TW: sexual trauma (warning also pertains to any links within)
It hurts. A lot. Just like Momma told me.
He stops and gives me a kiss. A tiny stream trickles from the corner of my eye. I can’t quite tell if I’m happy or scared.
I have come a long way, though. Six years before, it grossed me out. It was this dirty, vile thing. I couldn’t even bring myself to take those pink, blue, and white pills for my acne. I didn’t want others to assume I was “active.” Three years before, the notion of sex disgusted me.
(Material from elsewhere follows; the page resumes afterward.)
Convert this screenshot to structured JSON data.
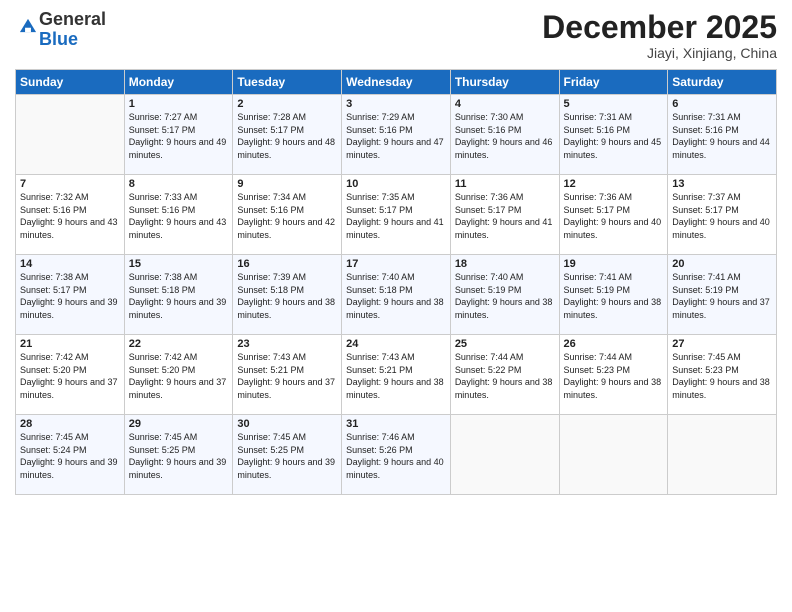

You’re supposed to wait until you’re married to do it and even then only out of necessity – to keep your husband happy.
For now, I try to ignore Mom’s voice in my head. All their voices – the pastor and my teachers and that counselor that showed grotesque images of sexually transmitted diseases on a giant screen in our high school auditorium. I am past all of that. I am clear of their programming.
Nevertheless, it feels peculiar. Nothing at all like I expected. Admittedly, I didn’t know what to expect.
I flinch and bite my lip as he goes all the way in.
“Are you okay?” he asks.
He is trying to be gentle. He knows, and somehow, that didn’t scare him away as I thought it might. How often do you hear of a 25-year-old virgin, after all?
I swallow. “Ca-can-can we stop?” I ask.
“Of course,” he replies with no hint of disappointment or dissatisfaction.
He pulls out and lays down beside me. His hand grabs mine, and he squeezes.
“I’m sorry,” I utter in a meek tone.
“Stop that. You have nothing to be sorry about,” he says.
I turn over and lay my arm across his chest.
“Thank you,” I say, surprised and grateful.
His chest is damp from my tears, and this time I know the emotion for sure – it’s happiness.
Two days later, I overcome my fears, all those years of programming, and accept sex as a natural thing between two people. (Though, maybe still a little dirty.)